Rebekah Johnson has a really big secret, one she's pretty sure will end her new relationship with Scott. She'd like to tell him, but she anticipates his response would be to break up with her. Or report her to the police. Most likely both. Rebekah is a fledgling serial killer, and she's not ready to put killing aside. What's a young serial killer to do? Can she give up killing to save her relationship?
I have to admit that I messed up. I actually read the second book in this story first, but that’s another review.
Instrument of Evil is about a female serial killer as she grows up, and the events that led her to kill. During college, she has to write a thesis for phycology, and decides to write two separate ones. One thesis is about children, and their habits of lying, and the other about psychopaths, which Rebekah has self-diagnosed herself as.
FROM THE BOOK:
I was forced to accept the idea that I was a psychopathic person, a person who would lie, cheat, steal, and hurt others, for the fun of it.
The first third of the book was spent solely on backstory, which seemed to serve no real purpose other than to prove that she was brought up in a somewhat normal household. Rebekah’s character rubbed off on me as a spoiled, intelligent, brat, who only did things for attention. There were long descriptions of family vacations and shopping trips, but they didn’t really show us anything other than descriptions.
There was nothing fantastic about the first half of the book to me, and I had trouble really getting into the story, as it was just normal life of a girl growing up. She gets into trouble like most teens, and the only thing remotely disturbing is that fact that she lied and help convict an innocent man of rape.
The story is told from first person perspective, and could have easily showed us insight into the mind of a killer, or given us opinions of what a serial killer thought of the events around her, but there were only a few sarcastic monologues that reminded me of the disgruntled teen that she is.
Personally, when I read a description about a book that includes a serial killer, I expect murder to be a huge premise of the story. We don’t really start to tread on the subject of murder until we are almost halfway through the book.
Even though Rebekah’s character falls into the personality traits of a psychopath (for those who study theory of mind obsessively like me), the traits actually tend to sway toward the tame side, and even then I had trouble finding it convincing. I was hoping for more of an internal struggle from the character, and it just wasn’t there.

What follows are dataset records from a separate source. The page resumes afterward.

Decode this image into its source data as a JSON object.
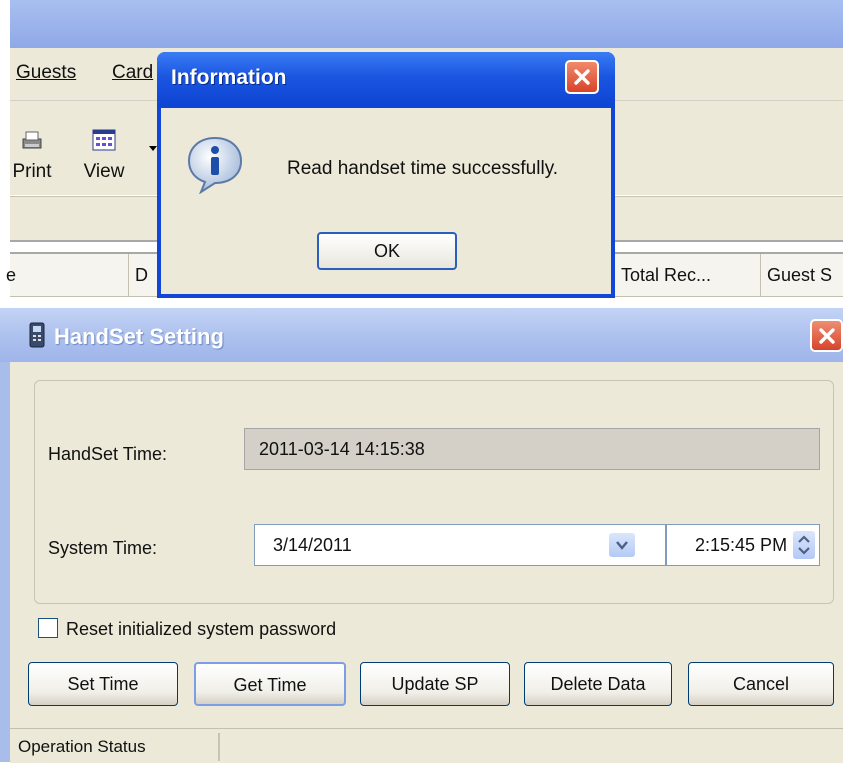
{
  "main_window": {
    "menu": [
      "Guests",
      "Card"
    ],
    "toolbar": {
      "print_label": "Print",
      "view_label": "View"
    },
    "grid_columns": [
      "e",
      "D",
      "Total Rec...",
      "Guest S"
    ]
  },
  "info_dialog": {
    "title": "Information",
    "message": "Read handset time successfully.",
    "ok_label": "OK",
    "icon": "information-icon"
  },
  "handset_dialog": {
    "title": "HandSet Setting",
    "handset_time_label": "HandSet Time:",
    "handset_time_value": "2011-03-14 14:15:38",
    "system_time_label": "System Time:",
    "system_date_value": "3/14/2011",
    "system_time_value": "2:15:45 PM",
    "reset_password_label": "Reset initialized system password",
    "reset_password_checked": false,
    "buttons": {
      "set_time": "Set Time",
      "get_time": "Get Time",
      "update_sp": "Update SP",
      "delete_data": "Delete Data",
      "cancel": "Cancel"
    },
    "status_text": "Operation Status"
  },
  "colors": {
    "xp_blue": "#0d44d2",
    "inactive_title": "#aec2ee",
    "close_red": "#d6432c",
    "dialog_face": "#ece9d8"
  }
}
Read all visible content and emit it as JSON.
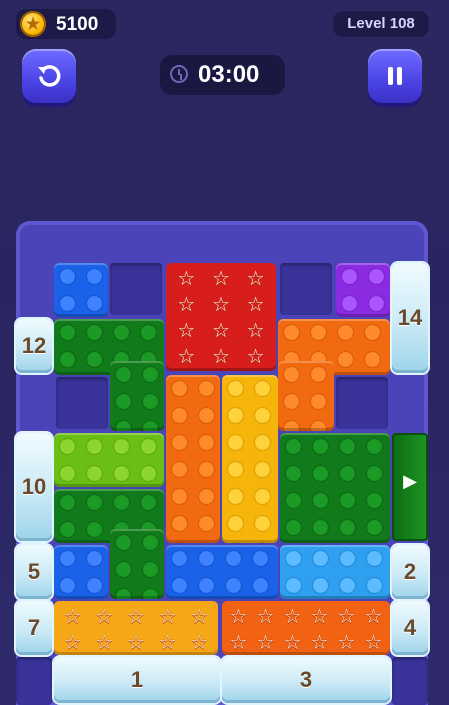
{
  "hud": {
    "coins": "5100",
    "level": "Level 108",
    "timer": "03:00"
  },
  "board": {
    "ice_counters": {
      "left_top": "12",
      "left_mid": "10",
      "left_a": "5",
      "left_b": "7",
      "right_top": "14",
      "right_a": "2",
      "right_b": "4",
      "bottom_left": "1",
      "bottom_right": "3"
    },
    "star_glyph": "☆",
    "exit_arrow": "▶"
  },
  "colors": {
    "blue": "#1a62e8",
    "purple": "#8a2be2",
    "dark_green": "#117a1a",
    "light_green": "#6bbf14",
    "orange": "#f26a10",
    "yellow": "#f5b50a",
    "sky": "#2f9ff0",
    "red": "#d81d1d",
    "board": "#4a44b8"
  }
}
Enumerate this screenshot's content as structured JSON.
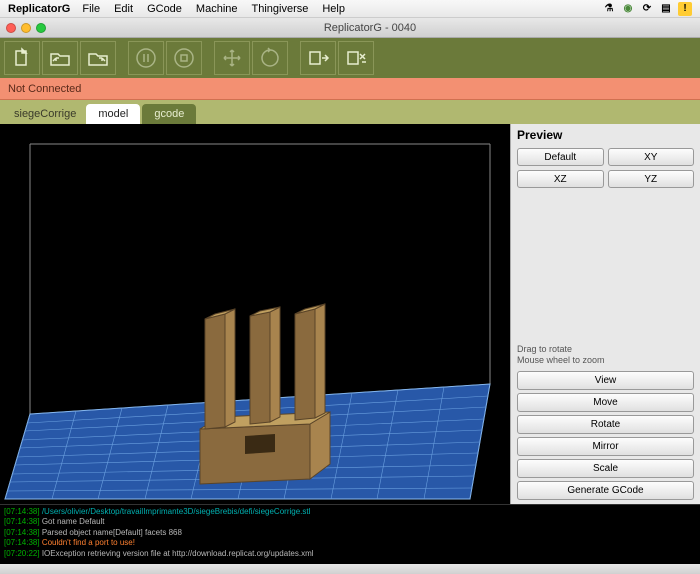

I believe that the author was shooting for a more apathetic personality, which holds true in some cases, but I was hoping for a massive tortured soul, possibly including the audio and visual hallucinations. Rebekah’s psychopathic tendencies fall under the thrill-kill category, but her off-putting personality has you doubting that she is even getting a thrill from it. I was hoping to either see her fighting with the urge to kill people, or to battle keeping her life in control because of the murders, but nether seemed to emerge and flesh out. She seemed to drop in a line here or there that she stop killing, but there was no big internal debate over the subject.
Now for the kicker. We don’t know what really goes on in the mind of a serial killer because most of them have either been sentenced to death, or have never been caught. There are so many varying degrees of insanity that no two would be the same, so to say that Rebekah’s character is unrealistic can be debated, and let’s not forget the fact that this book is merely fiction.
I have to give Loria Lowthert credit. It was a fabulous idea, and I still don’t know whether I like this book or not, so I have to settle in the middle with a 3 star rating. The book was well written and edited, and it had me arguing with myself over theory of mind. I don’t think I’ve ever had a love/hate relationship with a book before, until now.